[2024] UKUT 287 (AAC)

In respect of the “substantial damage or distress” requirement, the FTT directed itself that the test it was required to apply was whether the contravention was of a kind likely to cause substantial distress, not whether the attack did so. It concluded that contravention was of such nature, having regard to the range and volume of personal data held by DSG and the considerable worry and concerns throughout modern society about the risks of identity fraud. Its reasons for so concluding are in paragraph 113 of its decision, which reads:

“113.

In contrast to the approach taken in the MPN, we are not persuaded that the most significant risk arising from contravention was that of the fraudulent use of payment cards. We note from expert evidence that the use of PAN and expiry date alone provides only limited opportunity for unauthorised use. This appears to be reflected in the limited extent to which such data may have been used by the Attackers in this case. However, we find it more likely than not that individuals, whether customers or employees, who became aware that their names, dates of birth, addresses and email addresses had been accessed by a sophisticated criminal group would be caused substantial distress.
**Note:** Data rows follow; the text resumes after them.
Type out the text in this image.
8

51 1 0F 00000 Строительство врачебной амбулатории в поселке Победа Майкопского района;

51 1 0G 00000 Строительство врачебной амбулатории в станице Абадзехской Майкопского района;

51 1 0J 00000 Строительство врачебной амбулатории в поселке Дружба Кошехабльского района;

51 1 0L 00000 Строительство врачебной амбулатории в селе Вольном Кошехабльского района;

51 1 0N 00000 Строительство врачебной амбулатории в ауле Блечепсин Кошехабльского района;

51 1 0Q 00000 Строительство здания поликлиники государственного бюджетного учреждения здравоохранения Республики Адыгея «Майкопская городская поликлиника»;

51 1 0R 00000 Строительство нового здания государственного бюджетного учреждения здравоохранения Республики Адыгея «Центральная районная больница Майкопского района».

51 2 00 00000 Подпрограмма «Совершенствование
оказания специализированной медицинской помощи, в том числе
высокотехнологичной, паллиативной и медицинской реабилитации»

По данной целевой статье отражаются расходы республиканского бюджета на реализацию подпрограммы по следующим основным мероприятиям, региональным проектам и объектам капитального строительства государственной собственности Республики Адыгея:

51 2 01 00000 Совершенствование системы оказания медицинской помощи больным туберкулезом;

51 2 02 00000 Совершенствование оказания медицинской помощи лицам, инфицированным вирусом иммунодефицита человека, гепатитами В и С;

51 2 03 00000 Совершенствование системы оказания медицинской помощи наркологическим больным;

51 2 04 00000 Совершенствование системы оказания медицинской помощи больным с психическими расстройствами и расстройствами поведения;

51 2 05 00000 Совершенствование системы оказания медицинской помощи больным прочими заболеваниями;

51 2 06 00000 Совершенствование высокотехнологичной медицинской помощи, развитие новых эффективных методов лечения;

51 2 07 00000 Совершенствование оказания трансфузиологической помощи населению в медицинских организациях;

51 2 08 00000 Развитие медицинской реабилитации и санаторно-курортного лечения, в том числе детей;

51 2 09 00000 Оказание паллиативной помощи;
As previously stated, we find in addition that, in relation to an unknown number of individuals, these records of personal data could potentially be linked to their payment card PAN, a circumstance we are satisfied is likely to compound feelings of distress. We therefore conclude that the personal data in relation to which this contravention occurred was of a kind likely to cause substantial distress both qualitatively and quantitatively.”

The FTT also concluded that DSG knew or ought to have known about the contravention and failed to take reasonable steps to ensure that the external IT security consultant was prioritising this critical risk.